Der 2. Juni 1967 als biografische Zäsur

Am 08.04.2017 unterhielt sich der Erziehungswissenschaftler Alex Aßmann mit dem Filmemacher Gerd Conradt und Astrid Proll über den 2. Juni 1967, der Tag, an dem in Berlin der Student Benno Ohnesorg erschossen wurde, als Zäsur in ihren Biografien. Das Gespräch – mit anschließender Publikumsdiskussion dauerte es etwa zwei Stunden – fand vor rund 60 ZuhörerInnen in Mannheim statt und wurde vollständig dokumentiert.
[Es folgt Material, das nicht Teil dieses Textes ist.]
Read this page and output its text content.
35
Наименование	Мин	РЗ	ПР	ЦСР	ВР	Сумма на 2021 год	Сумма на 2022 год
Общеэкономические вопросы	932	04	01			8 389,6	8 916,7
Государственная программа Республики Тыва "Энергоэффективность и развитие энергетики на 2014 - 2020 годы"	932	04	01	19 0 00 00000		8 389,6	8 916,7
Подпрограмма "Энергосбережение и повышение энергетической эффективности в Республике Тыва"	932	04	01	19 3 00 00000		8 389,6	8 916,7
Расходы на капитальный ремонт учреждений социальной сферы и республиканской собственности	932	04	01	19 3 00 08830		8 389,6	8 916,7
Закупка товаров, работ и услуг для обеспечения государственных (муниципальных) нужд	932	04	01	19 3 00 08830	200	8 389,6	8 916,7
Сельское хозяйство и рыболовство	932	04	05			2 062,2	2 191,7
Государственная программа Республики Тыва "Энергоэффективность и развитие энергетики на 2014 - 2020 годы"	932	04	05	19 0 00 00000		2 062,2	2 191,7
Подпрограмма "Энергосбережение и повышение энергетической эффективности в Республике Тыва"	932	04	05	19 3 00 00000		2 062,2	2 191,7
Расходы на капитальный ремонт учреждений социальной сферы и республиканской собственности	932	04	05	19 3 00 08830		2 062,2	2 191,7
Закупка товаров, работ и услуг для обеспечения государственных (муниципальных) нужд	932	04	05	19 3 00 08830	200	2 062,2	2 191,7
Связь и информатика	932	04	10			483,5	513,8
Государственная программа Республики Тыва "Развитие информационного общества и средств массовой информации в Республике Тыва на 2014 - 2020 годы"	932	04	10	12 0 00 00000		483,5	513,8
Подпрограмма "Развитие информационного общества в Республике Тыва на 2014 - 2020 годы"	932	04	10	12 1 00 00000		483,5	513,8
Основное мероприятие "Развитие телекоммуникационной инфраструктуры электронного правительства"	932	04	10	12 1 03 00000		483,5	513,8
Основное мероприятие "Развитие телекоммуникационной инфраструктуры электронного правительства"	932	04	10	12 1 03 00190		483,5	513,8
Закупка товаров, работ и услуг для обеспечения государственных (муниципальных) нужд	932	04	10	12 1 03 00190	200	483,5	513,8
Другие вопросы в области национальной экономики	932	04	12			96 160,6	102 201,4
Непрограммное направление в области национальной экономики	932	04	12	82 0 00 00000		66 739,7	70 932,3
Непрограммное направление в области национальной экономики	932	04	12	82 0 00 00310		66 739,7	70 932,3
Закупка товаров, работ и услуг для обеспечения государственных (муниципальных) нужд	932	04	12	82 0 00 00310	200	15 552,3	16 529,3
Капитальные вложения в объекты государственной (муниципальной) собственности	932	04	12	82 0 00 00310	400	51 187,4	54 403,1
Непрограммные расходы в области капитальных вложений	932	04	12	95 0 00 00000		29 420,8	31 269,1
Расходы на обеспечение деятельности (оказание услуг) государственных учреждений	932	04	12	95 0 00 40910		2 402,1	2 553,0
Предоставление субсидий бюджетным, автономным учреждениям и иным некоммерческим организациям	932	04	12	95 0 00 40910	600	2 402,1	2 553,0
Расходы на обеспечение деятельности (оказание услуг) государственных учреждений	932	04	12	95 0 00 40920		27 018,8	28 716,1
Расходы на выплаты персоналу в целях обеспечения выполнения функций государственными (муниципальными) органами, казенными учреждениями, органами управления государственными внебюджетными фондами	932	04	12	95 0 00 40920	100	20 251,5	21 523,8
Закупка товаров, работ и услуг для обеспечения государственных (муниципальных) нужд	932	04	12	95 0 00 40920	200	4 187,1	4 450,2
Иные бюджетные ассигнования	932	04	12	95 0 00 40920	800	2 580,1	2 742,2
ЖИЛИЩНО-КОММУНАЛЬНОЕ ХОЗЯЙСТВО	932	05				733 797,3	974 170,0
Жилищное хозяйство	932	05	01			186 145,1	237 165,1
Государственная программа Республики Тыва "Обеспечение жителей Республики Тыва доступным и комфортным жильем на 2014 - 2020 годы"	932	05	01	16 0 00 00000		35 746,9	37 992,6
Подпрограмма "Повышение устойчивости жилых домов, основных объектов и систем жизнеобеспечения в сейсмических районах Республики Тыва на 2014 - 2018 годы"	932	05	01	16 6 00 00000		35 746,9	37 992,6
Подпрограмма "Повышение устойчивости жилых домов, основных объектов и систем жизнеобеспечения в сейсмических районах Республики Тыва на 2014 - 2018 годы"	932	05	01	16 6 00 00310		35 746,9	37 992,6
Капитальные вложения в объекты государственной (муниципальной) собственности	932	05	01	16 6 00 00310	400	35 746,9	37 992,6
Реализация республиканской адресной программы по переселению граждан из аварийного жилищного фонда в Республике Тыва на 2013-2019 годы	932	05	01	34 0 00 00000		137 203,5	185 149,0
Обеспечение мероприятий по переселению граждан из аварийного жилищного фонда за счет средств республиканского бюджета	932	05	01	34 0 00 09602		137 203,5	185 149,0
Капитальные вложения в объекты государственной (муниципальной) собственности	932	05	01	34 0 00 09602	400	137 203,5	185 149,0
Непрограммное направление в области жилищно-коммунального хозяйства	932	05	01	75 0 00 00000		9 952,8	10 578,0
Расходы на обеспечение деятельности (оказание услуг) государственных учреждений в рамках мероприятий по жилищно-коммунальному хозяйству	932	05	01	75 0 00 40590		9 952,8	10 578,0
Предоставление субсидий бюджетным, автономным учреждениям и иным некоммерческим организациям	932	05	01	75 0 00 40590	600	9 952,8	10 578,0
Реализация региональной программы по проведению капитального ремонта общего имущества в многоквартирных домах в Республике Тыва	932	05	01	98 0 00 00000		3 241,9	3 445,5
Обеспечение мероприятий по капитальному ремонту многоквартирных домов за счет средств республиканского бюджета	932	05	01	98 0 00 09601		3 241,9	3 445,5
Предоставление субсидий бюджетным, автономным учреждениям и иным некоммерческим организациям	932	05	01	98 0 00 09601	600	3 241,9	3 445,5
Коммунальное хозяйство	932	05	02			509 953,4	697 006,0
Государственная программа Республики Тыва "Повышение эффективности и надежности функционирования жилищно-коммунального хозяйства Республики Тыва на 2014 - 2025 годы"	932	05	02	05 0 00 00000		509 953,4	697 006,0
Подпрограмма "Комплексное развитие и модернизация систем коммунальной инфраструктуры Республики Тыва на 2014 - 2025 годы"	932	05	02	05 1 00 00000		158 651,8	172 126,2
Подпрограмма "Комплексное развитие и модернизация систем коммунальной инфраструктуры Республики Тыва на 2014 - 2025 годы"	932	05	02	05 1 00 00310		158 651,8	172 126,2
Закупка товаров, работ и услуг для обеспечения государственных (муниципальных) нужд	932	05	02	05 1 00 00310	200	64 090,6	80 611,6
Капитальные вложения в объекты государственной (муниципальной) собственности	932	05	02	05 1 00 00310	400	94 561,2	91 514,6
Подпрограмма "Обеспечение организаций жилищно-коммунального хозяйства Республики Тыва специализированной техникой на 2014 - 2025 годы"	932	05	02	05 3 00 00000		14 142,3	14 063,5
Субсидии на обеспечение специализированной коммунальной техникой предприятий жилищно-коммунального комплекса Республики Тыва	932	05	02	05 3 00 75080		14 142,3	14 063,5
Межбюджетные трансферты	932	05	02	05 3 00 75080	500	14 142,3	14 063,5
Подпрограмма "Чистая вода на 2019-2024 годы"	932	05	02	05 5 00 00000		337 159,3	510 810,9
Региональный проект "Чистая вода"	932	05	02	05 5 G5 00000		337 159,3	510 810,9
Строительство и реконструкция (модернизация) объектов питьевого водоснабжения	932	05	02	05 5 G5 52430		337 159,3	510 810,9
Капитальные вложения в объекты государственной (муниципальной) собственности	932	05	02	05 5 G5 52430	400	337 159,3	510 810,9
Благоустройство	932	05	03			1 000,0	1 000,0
Dieser kurze Clip soll die Gesprächsatmosphäre und die thematische Spannweite illustrieren. Unterschiedliche Themen kamen zur Sprache: so z. B. die Frankfurter Heimkampagne und die Vorgeschichte der RAF-Gründung, die Faszination des Kommunismus, die ästhetische Dimension des Protests und die je unterschiedliche Bedeutung, die der Mord an Benno Ohnesorg in den Erinnerungen Astrid Prolls und Gerd Conradts hat – und zwar in Hinblick auf die eigene politische Radikalisierung. Über Radikalisierung als solche ging es in der anschließenden Diskussion ebenso, wie über das Design des RAF-Logos und die Affinität des deutschen Linksterrorismus zu palästinensischen Organisationen.